12. Notices. Any notice or other communication required or permitted to be given by any provision of this Reinvestment Plan by a Participant shall be in writing and addressed to CNL Healthcare Properties II, Inc. c/o DST Systems, Inc., 430 W. 7th Street, Ste. 219001, Kansas City, Missouri 64105 if to the Reinvestment Agent, or such other addresses as may be specified by written notice to all Participants. Notices to a Participant may be given by the Company by including such information (a) in a Current Report on Form 8-K or in its annual or quarterly reports, all publicly filed with the Commission or (b) in a separate mailing to Participants at the last addresses of record with the Company. Each Participant shall notify the Company promptly in writing of any change of address.

13. Governing Law.
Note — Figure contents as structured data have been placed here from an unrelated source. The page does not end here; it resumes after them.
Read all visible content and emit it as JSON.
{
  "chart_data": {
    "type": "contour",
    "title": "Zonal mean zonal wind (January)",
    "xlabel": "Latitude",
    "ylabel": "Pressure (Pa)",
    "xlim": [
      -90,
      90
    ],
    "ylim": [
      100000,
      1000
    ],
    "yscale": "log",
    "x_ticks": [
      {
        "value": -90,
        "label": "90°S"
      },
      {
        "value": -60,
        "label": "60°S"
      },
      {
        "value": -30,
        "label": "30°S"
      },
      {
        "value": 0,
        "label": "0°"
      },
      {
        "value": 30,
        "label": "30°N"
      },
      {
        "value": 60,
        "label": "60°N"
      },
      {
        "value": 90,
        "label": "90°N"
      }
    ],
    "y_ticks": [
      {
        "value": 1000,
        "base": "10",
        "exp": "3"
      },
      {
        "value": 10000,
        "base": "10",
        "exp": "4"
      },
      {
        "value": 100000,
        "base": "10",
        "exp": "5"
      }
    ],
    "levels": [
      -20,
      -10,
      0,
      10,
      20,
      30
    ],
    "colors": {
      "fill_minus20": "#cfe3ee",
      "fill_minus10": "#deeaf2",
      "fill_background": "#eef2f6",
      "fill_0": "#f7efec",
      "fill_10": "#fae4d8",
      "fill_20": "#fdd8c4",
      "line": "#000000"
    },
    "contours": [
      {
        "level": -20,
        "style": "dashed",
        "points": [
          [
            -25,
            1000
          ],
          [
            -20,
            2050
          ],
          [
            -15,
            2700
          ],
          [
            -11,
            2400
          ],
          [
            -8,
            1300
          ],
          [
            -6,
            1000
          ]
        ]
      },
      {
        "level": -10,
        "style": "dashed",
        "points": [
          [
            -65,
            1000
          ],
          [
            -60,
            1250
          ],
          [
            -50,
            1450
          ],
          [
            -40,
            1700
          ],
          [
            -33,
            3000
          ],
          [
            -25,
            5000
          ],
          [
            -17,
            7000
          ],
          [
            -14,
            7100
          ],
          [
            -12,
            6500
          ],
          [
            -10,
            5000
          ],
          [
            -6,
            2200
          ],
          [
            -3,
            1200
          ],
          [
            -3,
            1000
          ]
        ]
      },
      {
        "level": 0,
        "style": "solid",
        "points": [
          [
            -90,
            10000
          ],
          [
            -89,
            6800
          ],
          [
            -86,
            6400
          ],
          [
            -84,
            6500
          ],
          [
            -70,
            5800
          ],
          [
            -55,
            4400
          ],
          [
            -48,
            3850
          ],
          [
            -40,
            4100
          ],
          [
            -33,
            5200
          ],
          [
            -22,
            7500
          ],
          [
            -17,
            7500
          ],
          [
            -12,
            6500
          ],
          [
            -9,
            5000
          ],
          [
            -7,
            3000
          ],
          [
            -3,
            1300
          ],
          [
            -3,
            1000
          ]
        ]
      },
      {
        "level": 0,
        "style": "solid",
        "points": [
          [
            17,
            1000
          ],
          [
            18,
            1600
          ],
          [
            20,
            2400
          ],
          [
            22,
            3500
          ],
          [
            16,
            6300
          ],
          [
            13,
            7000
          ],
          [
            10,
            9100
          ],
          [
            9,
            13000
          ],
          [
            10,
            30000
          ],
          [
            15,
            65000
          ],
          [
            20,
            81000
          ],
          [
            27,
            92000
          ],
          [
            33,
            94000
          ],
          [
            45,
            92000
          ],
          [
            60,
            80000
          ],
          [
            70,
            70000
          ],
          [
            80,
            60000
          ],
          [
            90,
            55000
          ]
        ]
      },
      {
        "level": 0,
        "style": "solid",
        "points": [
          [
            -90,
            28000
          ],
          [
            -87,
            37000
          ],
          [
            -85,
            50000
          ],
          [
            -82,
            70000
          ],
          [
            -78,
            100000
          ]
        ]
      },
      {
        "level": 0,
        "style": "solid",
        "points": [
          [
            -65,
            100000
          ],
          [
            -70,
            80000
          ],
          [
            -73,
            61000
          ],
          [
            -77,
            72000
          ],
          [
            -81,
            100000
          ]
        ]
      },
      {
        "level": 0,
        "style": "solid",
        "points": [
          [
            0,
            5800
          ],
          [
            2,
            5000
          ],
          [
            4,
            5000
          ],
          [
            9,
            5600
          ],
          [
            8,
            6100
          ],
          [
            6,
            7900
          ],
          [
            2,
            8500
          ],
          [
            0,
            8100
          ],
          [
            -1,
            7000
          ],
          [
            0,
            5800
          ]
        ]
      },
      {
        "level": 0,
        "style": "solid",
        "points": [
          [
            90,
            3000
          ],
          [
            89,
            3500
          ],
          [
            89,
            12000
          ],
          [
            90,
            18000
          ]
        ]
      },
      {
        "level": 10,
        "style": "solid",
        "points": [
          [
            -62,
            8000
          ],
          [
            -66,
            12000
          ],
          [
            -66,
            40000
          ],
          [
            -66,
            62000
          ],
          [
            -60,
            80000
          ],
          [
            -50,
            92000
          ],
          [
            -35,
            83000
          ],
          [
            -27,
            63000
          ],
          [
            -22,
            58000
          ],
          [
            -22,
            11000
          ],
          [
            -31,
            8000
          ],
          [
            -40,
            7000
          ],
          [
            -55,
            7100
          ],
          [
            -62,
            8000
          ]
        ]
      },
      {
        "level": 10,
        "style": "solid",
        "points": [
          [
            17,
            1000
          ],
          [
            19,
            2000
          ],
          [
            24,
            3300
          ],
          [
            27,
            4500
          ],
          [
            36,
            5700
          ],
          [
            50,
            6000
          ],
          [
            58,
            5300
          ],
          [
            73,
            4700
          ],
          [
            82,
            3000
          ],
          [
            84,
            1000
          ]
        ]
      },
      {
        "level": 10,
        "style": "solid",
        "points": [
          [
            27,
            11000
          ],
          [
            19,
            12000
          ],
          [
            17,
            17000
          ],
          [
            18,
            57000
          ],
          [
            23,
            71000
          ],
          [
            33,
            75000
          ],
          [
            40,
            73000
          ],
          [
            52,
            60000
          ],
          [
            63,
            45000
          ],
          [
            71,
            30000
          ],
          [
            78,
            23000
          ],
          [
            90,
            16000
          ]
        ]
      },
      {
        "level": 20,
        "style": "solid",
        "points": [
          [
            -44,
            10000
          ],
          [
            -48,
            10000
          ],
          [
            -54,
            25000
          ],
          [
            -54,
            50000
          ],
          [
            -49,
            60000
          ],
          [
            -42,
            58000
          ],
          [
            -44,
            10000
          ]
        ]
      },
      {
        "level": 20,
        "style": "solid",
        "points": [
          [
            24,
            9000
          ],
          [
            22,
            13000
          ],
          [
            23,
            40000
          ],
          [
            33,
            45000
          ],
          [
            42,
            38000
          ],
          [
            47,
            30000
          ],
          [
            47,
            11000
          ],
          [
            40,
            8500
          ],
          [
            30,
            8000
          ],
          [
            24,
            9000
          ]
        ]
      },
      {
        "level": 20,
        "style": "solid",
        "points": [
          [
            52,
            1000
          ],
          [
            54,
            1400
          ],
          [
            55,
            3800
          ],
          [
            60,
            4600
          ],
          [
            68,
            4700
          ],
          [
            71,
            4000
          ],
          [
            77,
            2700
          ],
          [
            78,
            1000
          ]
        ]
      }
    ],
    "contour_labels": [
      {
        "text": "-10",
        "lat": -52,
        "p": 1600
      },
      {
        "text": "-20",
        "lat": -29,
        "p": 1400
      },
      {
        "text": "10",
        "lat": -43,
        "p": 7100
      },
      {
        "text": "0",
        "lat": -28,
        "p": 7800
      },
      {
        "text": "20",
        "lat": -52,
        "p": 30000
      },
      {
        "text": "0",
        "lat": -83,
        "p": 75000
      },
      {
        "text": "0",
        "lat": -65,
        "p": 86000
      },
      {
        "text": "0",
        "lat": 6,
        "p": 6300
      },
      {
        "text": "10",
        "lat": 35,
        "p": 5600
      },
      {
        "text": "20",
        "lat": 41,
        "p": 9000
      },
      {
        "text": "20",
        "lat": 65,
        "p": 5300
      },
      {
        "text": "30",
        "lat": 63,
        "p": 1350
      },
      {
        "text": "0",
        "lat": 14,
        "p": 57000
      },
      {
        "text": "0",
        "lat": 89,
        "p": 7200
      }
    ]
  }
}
THIS REINVESTMENT PLAN AND A PARTICIPANT’S ELECTION TO PARTICIPATE IN THE REINVESTMENT PLAN SHALL BE GOVERNED BY THE LAWS OF THE STATE OF MARYLAND APPLICABLE TO CONTRACTS TO BE MADE AND PERFORMED ENTIRELY IN SAID STATE; PROVIDED, HOWEVER, THAT CAUSES OF ACTION FOR VIOLATIONS OF FEDERAL OR STATE SECURITIES LAWS SHALL NOT BE GOVERNED BY THIS SECTION 13.